Wir nehmen heute kein Essen,
denn die bosnische Regierung hilft uns nicht.
Es gibt hier zu viele Probleme, deswegen sind wir im Hungerstreik.
Die EU sollte etwas tun.
Für den Weg in die EU nehmen sie dieses Leben auf sich,
ohne Heizung, Strom, funktionierende Toiletten.
Hier in der Nähe wollen sie heimlich die Grenze überwinden,
aber in Kroatien werden sie zurückgeprügelt –
die EU will sie nicht.
Seit Jahren geht das so.
Neu ist, dass nun auch die Bosnier sie nicht wollen.
Immer wieder blockieren sie Flüchtlingsunterkünfte.
Der Staat kann sich nicht durchsetzen.
Das Flüchtlingsproblem
schwächt das zerrissene Bosnien-Herzegowina weiter.
Wenn ein Staat eine Entscheidung in einer Region über,
wo Migranten untergebracht werden sollen, nicht durchsetzen kann,
dann ist das natürlich eine Ermutigung für alle,
die seit jeher einen schwachen Staat wollen
oder den Staat sogar zerstören wollen, weiterzumachen.

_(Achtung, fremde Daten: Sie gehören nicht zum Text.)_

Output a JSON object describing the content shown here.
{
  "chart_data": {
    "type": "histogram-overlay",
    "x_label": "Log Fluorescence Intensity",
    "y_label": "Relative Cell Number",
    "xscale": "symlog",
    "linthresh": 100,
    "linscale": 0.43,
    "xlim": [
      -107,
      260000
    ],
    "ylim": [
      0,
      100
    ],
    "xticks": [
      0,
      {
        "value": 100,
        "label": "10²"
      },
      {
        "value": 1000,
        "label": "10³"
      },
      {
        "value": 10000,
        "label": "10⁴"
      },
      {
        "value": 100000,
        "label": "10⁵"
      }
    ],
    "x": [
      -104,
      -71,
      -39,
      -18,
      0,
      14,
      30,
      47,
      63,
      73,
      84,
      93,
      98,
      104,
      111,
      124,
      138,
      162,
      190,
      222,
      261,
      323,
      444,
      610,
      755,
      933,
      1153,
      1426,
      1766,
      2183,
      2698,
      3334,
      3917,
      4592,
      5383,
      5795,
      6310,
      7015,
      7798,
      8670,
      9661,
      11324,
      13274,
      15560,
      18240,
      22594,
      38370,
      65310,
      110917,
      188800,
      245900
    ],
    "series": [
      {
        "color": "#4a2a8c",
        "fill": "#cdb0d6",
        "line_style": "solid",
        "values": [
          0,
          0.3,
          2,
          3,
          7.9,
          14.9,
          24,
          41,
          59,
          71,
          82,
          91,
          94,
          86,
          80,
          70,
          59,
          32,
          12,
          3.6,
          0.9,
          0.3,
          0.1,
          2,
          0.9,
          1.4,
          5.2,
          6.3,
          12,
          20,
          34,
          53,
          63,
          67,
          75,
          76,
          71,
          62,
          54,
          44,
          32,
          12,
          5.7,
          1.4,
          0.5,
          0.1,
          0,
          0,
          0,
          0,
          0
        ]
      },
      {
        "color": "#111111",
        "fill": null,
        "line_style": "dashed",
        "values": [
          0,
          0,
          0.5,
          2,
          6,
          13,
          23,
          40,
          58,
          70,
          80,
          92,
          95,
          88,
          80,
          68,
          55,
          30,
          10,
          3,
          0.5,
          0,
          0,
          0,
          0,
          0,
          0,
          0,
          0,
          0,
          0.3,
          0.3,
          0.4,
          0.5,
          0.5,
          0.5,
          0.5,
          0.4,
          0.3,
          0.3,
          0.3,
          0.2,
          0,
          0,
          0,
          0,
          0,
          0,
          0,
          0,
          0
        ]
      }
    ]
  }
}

Europa schickt Geld, um Flüchtlingsunterkünfte zu schaffen.
Trotzdem nimmt der der Unmut zu gegen Migranten und gegen die EU.
Denn die Migranten kämen aus der EU, aus Griechenland,
und wollten in die EU, sie sind ein EU-Problem, meint man hier.
Bosnien-Herzegowina fühlt sich
als Europas Abstellgleis für Unerwünschte.
Innenpolitisch schwächt es den Staat,
es schwächt die Unterstützung für die EU, es schafft Unzufriedenheit
und auch Spannungen zu den Migranten vor Ort.
Und all das ist eine Situation, die sich eher verschlechtern wird
in den kommenden Wochen und Monaten.
Sie haben heute auch Holz ins Camp Lipa gebracht - lastwagenweise.
Der Winter steht noch am Anfang und den verbringen sie wohl hier.
Camp Lipa bleibt ein Problem,
so wie die ganze europäische Flüchtlingspolitik.
Ein paar Armee-Zelte, ein paar Millionen Euro ändern daran nichts.
Noch einmal Nachrichten und unser Service wie immer am Samstag.
Trotz Corona zieht es viele Ausflügler hier in Deutschland
und in den Alpen in den Schnee.
In den Mittelgebirgen führte der Ansturm zu chaotischen Zuständen,
wie hier im Harz waren Straßen und Wege überfüllt.
Auch im Taunus, im Schwarzwald oder in der Rhön wollten viele zum Wandern
und Rodeln in den Schnee.
Die Polizei rät davon ab - nicht nur wegen der Kontaktbeschränkungen,
sondern auch wegen der Staus, Straßensperrungen und Schneebruchs.
In den nächsten Tagen kann es immer wieder schneien oder regnen.
Das Wetter bleibt winterlich trübe.
Morgen liegt eine dicke Wolkendecke über Deutschland.
Vom Südwesten bis nach Sachsen schneit und regnet es,
v.a. im Osten muss mit Glatteis gerechnet werden.
Die Temperaturen halten sich.
Dazu immer wieder Schnee oder Regen, v.a. vom Norden bis in die Mitte.